Before I get into how to prepare for a shutdown I will tell you a story of how not to prepare for a shutdown. Learning from your mistakes is sometimes the best way to learn. It can be rather painful but it makes it hard to forget.
It was 20 years ago and I had just been transferred and promoted to the Director of Engineering and Maintenance for the largest carpet manufacturing plant in the world, 34 acres under one roof. I had 150 or so craftsman and 16 salaried engineers and supervisors to lead the team. My first day was around the first of June and we had our annual week long shutdown scheduled for the 4th of July week. My management team kept saying "don't worry boss we have it covered, we do this every year." Well those of you out there with a little gray hair are probably starting to smile or even giggle a little because you have already figured my team didn't have it covered. On Monday morning everything was buzzing along with 20-30 contractors in the plant and about 300 or so workers doing everything from replacing equipment, pouring concrete, painting the ceiling, you name it and we were doing it. About 10 am the power goes out and the plant got real quiet and dark real fast. My electrical engineer decided that Monday morning was the best time to clean and test our main substation gear; so he had the power company pull the main knife switches. Most of you know I'm a mechanical engineer so I love telling stories about EE's. So, after the fear for my job, the anger, and the desire to dismember his body subsided we regrouped, and rented or bought every generator within 50 miles. We finished the week pretty well and accomplished 95% of what we had planned.
It turned out that every crew had a pretty good plan but no one pulled all of the plans together in one Master Plan to see if there any conflicts between the crews and contractors. So the next year the electrical engineer, his electricians, and his contractors all worked at night. I figured they have to work in the dark anyway might as well be at night and let everyone else work during the day when the power was on. This story seems funny after 20 years; I guess time does heal all wounds!
So here is the list of key items which will ensure a successful outage or shutdown.
- Forecasting and Budgeting - The first task is to determine how much money you need for the outage, complete a rough scope of work, and an order of magnitude cost estimate. Get it approved before you waste a lot of time on planning when it may not happen.
- Planning - develop the detailed plans for each approved task.
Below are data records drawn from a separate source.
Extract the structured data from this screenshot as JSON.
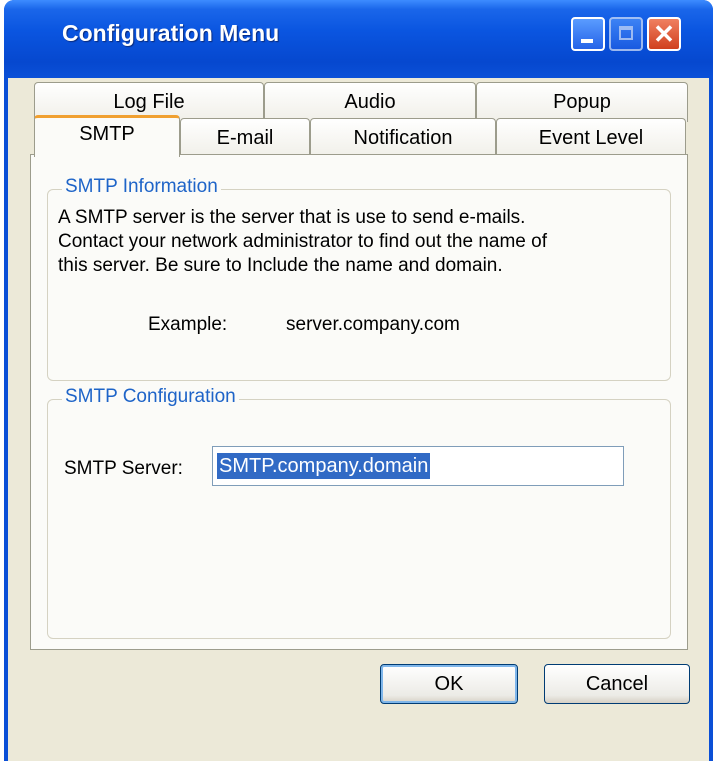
{
  "window": {
    "title": "Configuration Menu",
    "minimize_icon": "minimize-icon",
    "maximize_icon": "maximize-icon",
    "close_icon": "close-icon",
    "close_glyph": "✕"
  },
  "tabs": {
    "row_back": [
      {
        "label": "Log File"
      },
      {
        "label": "Audio"
      },
      {
        "label": "Popup"
      }
    ],
    "row_front": [
      {
        "label": "SMTP",
        "selected": true
      },
      {
        "label": "E-mail"
      },
      {
        "label": "Notification"
      },
      {
        "label": "Event Level"
      }
    ]
  },
  "smtp_info": {
    "legend": "SMTP Information",
    "line1": "A SMTP server is the server that is use to send e-mails.",
    "line2": "Contact your network administrator to find out the name of",
    "line3": "this server. Be sure to Include the name and domain.",
    "example_label": "Example:",
    "example_value": "server.company.com"
  },
  "smtp_config": {
    "legend": "SMTP Configuration",
    "server_label": "SMTP Server:",
    "server_value": "SMTP.company.domain"
  },
  "buttons": {
    "ok": "OK",
    "cancel": "Cancel"
  },
  "colors": {
    "title_bar": "#0a55e0",
    "selected_tab_accent": "#f0a030",
    "legend_text": "#1e64c8",
    "selection": "#316ac5"
  }
}
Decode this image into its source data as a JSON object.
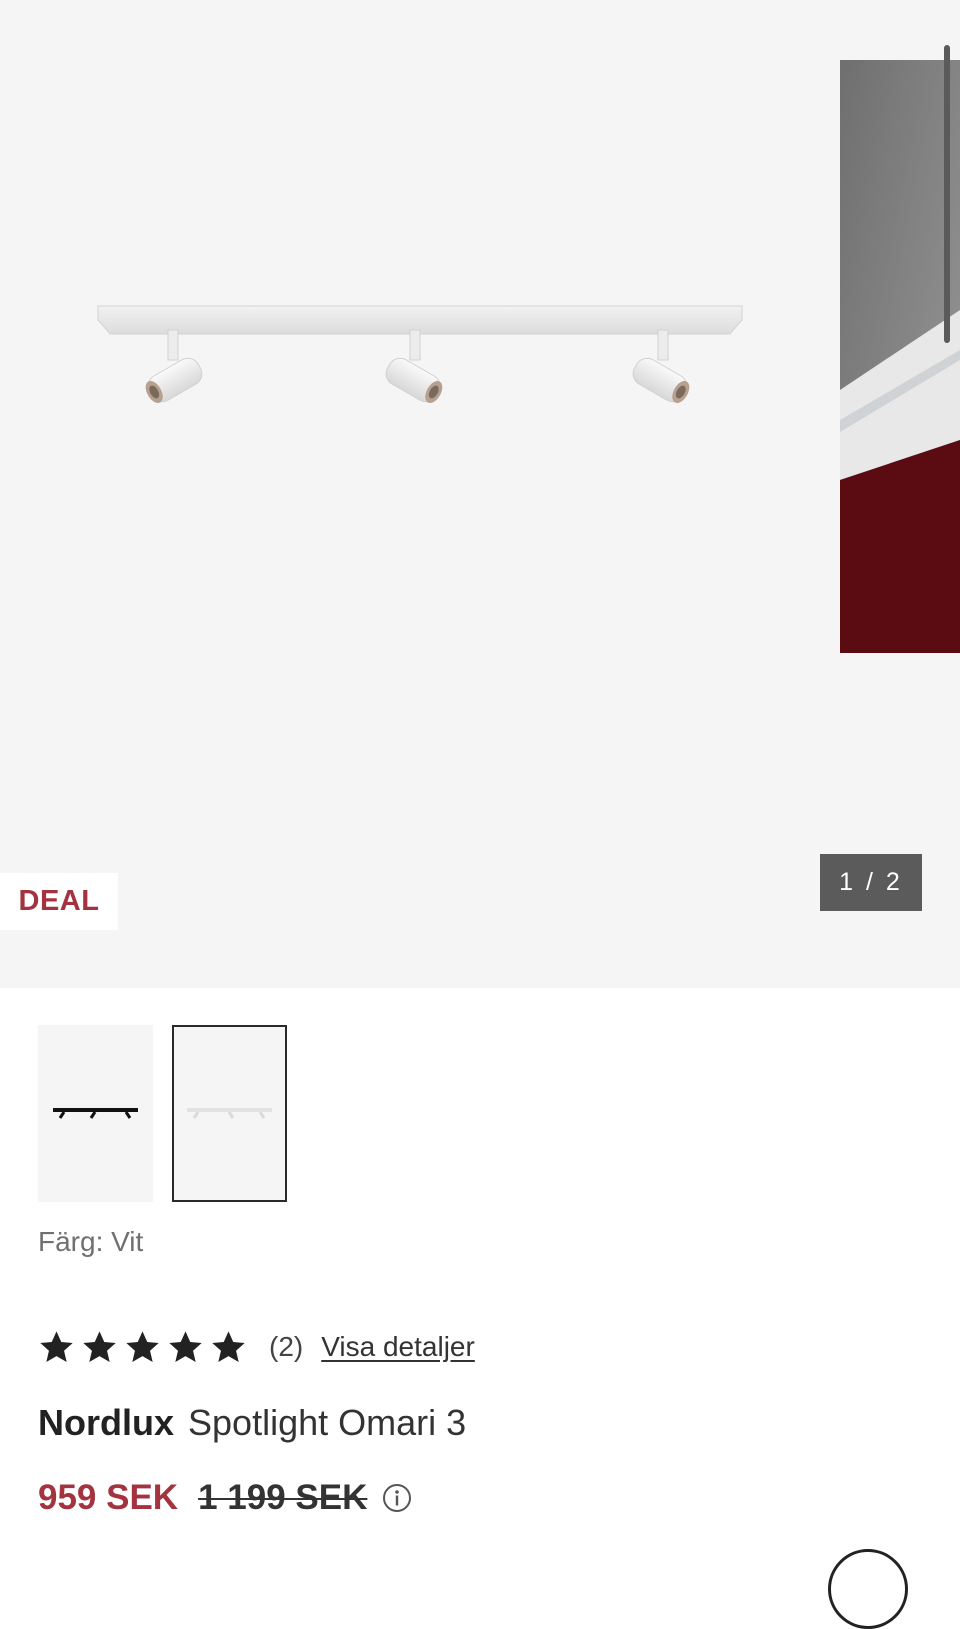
{
  "gallery": {
    "badge": "DEAL",
    "counter": "1 / 2",
    "main_image_icon": "spotlight-bar-white-image",
    "next_image_icon": "room-photo-image"
  },
  "thumbnails": [
    {
      "name": "thumbnail-black",
      "color": "#111111",
      "selected": false
    },
    {
      "name": "thumbnail-white",
      "color": "#e6e6e6",
      "selected": true
    }
  ],
  "variant": {
    "color_label": "Färg: Vit"
  },
  "rating": {
    "stars": 5,
    "count_text": "(2)",
    "details_link": "Visa detaljer"
  },
  "product": {
    "brand": "Nordlux",
    "name": "Spotlight Omari 3"
  },
  "price": {
    "sale": "959 SEK",
    "original": "1 199 SEK"
  },
  "colors": {
    "accent": "#a3343f",
    "counter_bg": "#5b5b5b",
    "gallery_bg": "#f5f5f5"
  }
}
Define parts, supplies, and labor requirements needed.
- Equipment Requirements - define what special equipment you need like tools, lifts, generators, lift trucks, etc. If you are in a large campus environment ask yourself if you need extra transportation like golf carts.
- Contractor assistance - do you need extra contractors to assist with the work load or maybe just hire additional contract labor to work with your employees.
- Work Scheduling - each work task must be scheduled by the hour, shift, day, etc. This is the only way to prevent conflicts like the lights going out!
- Contingency Plans - Yes that's right, not everything will go smoothly. Go through the "what if" drill and be prepared.
- Pre-Shutdown Work - perform as much work as possible prior to the beginning of the outage. The more you do ahead of time will free you up to complete more tasks.
- Shutdown Management - if it is a large and complicated outage consider having at least two meetings a day. In the morning ask what happen last night and then asked what we are doing today. In the afternoon ask what happen today and what are we doing tonight. Lots of communication is critical while the outage is progressing.
- Post Mortem - the week after the outage is the time to complete the autopsy. Discuss and document what went well and what needs improvement for the next outage.
- Develop long range plans
- Prioritize work tasks and projects
- Develop detailed plans
- Meet regularly
- Schedule out conflicts
- Critique and revise the plan
And remember the electrical guys work in the dark!